Epstein became known in financial circles in the early 2000s for managing money for Les Wexner, the billionaire head of Limited Inc. But as Vicky Ward wrote in an extensive 2003 profile of Epstein in Vanity Fair, he earlier worked for Hoffenberg. In the late 1980s, Hoffenberg “hired his new protégé as a consultant at $25,000 a month.” They traveled the world together on Hoffenberg’s plane, Ward wrote.
In 1997, Hoffenberg—the head of bill-collection firm Towers Financial—was sentenced to 20 years in jail for running one of the biggest Ponzi schemes in US history. Thousands of investors were bilked of more than $450 million.
Hoffenberg now tells Quartz that Epstein was deeply involved in the fraud. Epstein was never charged in the case, but he was “totally in the mix,” Hoffenberg said. He added that Epstein helped him set up the Ponzi scheme.
“He was my colleague daily, seven days a week,” Hoffenberg added.
Hoffenberg said Epstein’s connection to the crime didn’t come up at the time because he pled guilty. “When you plead guilty you don’t go in for elaborate discovery.”
Hoffenberg was released from prison in late 2013 after serving almost 20 years in jail. He still hasn’t paid back most of the money he took from investors, a demand the judge included in his original sentence.
Epstein named in legal filings
Hoffenberg’s allegations are also made in a lawsuit filed in August 2018 by former Towers investors. The suit calls Epstein an “uncharged co-conspirator.” It also alleges that the millions in stolen investment was the seed capital for Epstein’s hedge fund, which it values at $50 billion. The suit says Epstein “knowingly and intentionally utilized funds he fraudulently diverted and obtained from this massive Ponzi scheme for his own personal use to support a lavish lifestyle,” but does not elaborate.
Reid Weingarten, the attorney representing Epstein, didn’t respond to a request for comment on the various allegations made against Epstein.
One exhibit filed with the court by Hoffenberg and Towers noteholders says that Hoffenberg, Epstein and Towers Financial “operated a classic Ponzi scheme from the late 1980s to mid-1990s,” which succeeded in soliciting over $500 million dollars in investments from participants.

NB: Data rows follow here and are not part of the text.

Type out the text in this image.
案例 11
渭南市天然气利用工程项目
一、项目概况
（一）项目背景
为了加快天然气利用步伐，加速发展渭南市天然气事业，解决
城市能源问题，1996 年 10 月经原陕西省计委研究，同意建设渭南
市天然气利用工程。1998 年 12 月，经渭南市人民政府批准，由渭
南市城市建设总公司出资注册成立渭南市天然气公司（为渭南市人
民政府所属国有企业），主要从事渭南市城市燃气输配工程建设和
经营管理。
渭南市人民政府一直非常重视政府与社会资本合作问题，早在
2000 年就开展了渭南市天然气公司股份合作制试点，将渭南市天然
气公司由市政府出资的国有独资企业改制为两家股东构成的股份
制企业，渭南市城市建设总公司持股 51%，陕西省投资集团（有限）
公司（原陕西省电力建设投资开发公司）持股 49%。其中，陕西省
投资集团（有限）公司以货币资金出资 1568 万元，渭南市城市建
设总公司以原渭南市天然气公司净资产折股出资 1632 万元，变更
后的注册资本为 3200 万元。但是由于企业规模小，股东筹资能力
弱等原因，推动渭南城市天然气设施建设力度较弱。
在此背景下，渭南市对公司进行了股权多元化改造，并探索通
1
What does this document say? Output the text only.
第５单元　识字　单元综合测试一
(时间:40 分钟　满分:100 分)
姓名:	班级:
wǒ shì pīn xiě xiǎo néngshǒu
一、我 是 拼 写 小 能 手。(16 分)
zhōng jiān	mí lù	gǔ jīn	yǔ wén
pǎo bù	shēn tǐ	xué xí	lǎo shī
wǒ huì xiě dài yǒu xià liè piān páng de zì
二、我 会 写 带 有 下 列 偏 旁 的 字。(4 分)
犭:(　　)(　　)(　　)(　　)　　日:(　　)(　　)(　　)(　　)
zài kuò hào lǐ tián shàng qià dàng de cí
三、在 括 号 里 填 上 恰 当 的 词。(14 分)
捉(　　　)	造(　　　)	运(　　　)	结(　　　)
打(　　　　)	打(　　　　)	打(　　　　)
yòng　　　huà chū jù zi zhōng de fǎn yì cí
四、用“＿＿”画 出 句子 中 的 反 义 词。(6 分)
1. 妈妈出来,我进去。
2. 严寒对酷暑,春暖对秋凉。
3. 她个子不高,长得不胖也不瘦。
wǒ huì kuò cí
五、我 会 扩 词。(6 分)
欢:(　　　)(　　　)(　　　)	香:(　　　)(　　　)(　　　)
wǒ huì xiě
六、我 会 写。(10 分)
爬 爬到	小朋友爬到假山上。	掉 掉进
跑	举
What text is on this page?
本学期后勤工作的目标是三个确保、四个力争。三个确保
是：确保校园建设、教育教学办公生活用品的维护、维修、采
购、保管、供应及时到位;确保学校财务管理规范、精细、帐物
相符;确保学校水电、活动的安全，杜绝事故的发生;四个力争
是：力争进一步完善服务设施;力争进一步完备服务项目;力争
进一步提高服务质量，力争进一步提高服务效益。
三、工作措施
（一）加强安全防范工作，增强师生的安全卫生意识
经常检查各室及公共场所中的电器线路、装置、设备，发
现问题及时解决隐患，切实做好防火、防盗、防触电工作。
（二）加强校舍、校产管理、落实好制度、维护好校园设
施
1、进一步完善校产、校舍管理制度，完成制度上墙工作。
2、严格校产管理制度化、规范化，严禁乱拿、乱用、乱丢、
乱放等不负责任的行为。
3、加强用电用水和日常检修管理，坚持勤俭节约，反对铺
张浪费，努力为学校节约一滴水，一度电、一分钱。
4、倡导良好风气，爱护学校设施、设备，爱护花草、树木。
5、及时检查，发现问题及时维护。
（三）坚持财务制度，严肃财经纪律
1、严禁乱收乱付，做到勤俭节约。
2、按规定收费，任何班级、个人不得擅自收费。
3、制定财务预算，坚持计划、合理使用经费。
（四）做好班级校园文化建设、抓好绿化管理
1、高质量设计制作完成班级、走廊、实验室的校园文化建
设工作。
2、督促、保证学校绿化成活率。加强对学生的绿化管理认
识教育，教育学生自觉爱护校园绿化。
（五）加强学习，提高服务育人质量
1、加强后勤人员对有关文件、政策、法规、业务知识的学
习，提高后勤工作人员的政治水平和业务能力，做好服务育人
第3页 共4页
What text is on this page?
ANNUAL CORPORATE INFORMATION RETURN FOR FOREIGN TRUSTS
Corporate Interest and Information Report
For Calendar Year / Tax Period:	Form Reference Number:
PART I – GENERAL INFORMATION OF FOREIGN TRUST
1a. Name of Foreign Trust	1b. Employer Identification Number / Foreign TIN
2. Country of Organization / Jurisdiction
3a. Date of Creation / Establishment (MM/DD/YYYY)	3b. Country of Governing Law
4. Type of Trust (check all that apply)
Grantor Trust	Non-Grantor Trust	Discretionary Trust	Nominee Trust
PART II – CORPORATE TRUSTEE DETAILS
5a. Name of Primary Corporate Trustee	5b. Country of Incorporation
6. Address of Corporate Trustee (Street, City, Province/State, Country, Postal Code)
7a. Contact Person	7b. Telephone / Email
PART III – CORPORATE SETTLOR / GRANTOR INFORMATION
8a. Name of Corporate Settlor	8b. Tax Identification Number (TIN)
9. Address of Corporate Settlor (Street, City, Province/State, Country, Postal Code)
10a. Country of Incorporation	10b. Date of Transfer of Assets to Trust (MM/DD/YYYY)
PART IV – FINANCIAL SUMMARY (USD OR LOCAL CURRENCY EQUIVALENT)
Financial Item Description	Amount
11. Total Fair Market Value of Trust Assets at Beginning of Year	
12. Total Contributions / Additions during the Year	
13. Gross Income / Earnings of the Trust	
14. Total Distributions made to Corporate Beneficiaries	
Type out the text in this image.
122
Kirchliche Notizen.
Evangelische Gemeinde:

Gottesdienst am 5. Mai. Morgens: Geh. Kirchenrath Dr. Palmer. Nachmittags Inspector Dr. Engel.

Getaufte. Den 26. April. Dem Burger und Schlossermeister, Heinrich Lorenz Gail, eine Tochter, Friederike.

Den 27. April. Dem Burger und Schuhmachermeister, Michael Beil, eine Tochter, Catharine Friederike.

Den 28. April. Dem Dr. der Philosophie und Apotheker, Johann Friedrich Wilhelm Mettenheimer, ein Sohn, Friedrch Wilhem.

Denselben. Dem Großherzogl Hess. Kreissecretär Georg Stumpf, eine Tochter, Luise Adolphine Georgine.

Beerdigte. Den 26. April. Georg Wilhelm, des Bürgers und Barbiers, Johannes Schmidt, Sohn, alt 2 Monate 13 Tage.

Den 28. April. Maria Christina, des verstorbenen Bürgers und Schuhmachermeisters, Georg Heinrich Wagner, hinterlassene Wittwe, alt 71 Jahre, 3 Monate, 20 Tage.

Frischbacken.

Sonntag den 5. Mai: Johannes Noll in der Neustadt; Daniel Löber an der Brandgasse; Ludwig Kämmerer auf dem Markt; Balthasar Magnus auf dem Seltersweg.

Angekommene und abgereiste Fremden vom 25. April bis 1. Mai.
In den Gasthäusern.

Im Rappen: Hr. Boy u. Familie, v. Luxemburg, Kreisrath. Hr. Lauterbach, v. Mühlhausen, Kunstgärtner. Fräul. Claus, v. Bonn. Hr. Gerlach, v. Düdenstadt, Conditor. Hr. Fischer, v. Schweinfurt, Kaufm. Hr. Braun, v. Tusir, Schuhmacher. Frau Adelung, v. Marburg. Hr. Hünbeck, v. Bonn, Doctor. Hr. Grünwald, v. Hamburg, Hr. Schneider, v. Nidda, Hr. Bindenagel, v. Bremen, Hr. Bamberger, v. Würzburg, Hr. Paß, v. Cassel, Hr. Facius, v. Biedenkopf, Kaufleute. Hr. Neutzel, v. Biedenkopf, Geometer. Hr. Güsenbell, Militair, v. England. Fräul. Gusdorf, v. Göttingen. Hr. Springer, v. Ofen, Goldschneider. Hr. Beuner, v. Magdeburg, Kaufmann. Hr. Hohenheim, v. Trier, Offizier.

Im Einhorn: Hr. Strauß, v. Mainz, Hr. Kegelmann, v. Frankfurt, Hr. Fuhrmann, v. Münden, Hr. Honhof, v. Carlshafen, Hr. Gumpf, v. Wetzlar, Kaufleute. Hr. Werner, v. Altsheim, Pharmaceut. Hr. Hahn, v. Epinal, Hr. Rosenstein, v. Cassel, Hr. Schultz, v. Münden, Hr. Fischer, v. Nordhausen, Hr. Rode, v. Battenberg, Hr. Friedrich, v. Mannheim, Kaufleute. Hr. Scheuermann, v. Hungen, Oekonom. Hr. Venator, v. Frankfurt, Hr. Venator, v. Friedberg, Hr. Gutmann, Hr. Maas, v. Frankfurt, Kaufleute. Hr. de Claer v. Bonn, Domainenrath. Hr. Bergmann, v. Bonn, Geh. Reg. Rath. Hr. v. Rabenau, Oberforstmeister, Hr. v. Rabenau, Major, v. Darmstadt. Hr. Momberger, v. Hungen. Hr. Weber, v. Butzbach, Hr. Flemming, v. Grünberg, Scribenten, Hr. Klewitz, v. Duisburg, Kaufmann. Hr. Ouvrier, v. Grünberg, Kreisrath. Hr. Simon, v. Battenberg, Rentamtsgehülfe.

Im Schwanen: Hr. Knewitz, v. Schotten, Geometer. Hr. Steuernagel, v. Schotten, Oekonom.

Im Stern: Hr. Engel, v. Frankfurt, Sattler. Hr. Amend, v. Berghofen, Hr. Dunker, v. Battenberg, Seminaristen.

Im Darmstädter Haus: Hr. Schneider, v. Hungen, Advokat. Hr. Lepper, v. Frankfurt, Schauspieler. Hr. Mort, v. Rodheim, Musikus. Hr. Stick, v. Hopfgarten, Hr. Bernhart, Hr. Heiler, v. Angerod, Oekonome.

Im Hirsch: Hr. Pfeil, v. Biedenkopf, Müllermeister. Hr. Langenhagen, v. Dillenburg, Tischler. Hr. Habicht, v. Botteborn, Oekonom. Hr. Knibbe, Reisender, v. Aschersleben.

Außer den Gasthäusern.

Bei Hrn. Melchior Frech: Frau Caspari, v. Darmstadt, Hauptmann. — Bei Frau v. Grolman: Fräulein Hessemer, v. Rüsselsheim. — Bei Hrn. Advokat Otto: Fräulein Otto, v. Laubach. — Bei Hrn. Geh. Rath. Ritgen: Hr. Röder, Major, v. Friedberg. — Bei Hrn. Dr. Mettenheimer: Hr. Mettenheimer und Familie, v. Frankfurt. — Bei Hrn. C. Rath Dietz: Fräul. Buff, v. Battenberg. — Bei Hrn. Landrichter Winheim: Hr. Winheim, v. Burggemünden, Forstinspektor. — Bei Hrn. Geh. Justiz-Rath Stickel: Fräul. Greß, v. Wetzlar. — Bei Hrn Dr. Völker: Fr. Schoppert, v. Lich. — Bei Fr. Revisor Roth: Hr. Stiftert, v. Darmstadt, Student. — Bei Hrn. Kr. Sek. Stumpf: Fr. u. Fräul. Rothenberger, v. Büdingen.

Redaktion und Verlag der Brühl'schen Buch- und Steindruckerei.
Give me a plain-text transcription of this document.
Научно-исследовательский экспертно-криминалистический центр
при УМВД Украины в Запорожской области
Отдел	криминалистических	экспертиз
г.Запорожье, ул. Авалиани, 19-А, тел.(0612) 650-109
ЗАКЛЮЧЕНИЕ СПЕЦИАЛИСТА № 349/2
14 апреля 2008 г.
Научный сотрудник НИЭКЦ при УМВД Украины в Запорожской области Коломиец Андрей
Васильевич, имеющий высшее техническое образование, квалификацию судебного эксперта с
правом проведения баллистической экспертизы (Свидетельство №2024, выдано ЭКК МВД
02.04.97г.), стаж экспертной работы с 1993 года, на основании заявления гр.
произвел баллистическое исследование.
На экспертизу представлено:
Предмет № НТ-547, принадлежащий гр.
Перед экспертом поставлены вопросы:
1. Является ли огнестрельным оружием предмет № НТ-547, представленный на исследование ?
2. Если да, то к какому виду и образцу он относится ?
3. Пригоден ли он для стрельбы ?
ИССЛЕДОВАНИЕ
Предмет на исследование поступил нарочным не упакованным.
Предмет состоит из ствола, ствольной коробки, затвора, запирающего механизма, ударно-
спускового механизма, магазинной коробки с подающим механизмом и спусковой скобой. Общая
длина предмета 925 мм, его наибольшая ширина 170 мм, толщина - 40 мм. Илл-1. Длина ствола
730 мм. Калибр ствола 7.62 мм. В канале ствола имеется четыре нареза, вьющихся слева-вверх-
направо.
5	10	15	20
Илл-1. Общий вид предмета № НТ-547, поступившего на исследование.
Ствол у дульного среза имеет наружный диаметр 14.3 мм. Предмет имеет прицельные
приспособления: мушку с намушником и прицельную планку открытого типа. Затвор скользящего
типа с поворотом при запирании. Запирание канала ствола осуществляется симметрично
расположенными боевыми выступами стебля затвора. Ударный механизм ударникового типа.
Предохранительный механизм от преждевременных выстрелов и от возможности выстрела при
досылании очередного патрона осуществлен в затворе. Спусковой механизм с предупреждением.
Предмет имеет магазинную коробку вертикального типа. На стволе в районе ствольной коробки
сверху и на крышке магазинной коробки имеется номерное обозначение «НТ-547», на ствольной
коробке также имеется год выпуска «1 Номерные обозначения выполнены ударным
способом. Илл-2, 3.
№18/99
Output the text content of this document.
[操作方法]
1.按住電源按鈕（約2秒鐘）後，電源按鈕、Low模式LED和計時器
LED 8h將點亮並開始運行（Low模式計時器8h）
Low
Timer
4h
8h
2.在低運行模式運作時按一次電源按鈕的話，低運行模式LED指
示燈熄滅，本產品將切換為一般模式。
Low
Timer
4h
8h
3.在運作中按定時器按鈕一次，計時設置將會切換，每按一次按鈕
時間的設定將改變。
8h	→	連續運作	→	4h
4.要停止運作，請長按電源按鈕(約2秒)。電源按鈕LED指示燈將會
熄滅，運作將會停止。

All of the money was “misappropriated for improper and personal uses,” the exhibit claims, but does not provide any substantiating evidence.
Epstein “provided services including, but not limited to, assisting Mr. Hoffenberg full-time in all matters of business operations and management of TFC [Towers Financial], including, but not limited to, raising capital as a co-conspirator in connection with the TFC Ponzi Fraud,” the exhibit claims.
Together, Hoffenberg and Epstein sold $272 million of promissory notes through six private placements, based on “bogus income and asset figures to conceal TFC’s true financial condition.” The proceeds were “used to pay TFC’s operating expenses,” the filing claims. They did the same with five private placements of $210 million of bonds, based on bogus financial information.
In October of 2018, the lawsuit was withdrawn. Hoffenberg said the plaintiffs plan to refile it. A lawyer for the plaintiffs, however, said they had no knowledge of that plan. A 2013 filing by Hoffenberg claims Epstein should pay restitution to Towers investors from his hedge fund. It was dismissed by a judge because the same law firm was representing Hoffenberg and Towers investors.
Hoffenberg added that in the 1990s, Epstein showed signs of the same predatory behavior toward girls that he was charged with on Monday (July 8).
Off the Trump team
Hoffenberg, a former Trump Tower tenant, started the pro-Trump political action committee Get Our Jobs Back in April of 2016. He said in a FEC filing in June it would conduct a $50 million marketing campaign for Trump. He “left the Trump team” after being disillusioned with their campaign tactics, he told Quartz, and particularly their reliance on Wikileaks
“I’m off the Trump team,” he said. “I told Roger Stone and all of them not to do the Wikileaks, and no one listens.”
He became a born-again Christian while he was in prison, he told Quartz, and spent years studying the Bible at his wife’s urging. Hoffenberg said he is speaking out now to help the original investors get their money back. The 1997 judgement against him requires him to pay investors back.
“I can’t support people who blatantly break the law. My moral compass today as a born again Christian is very substantial,” he said.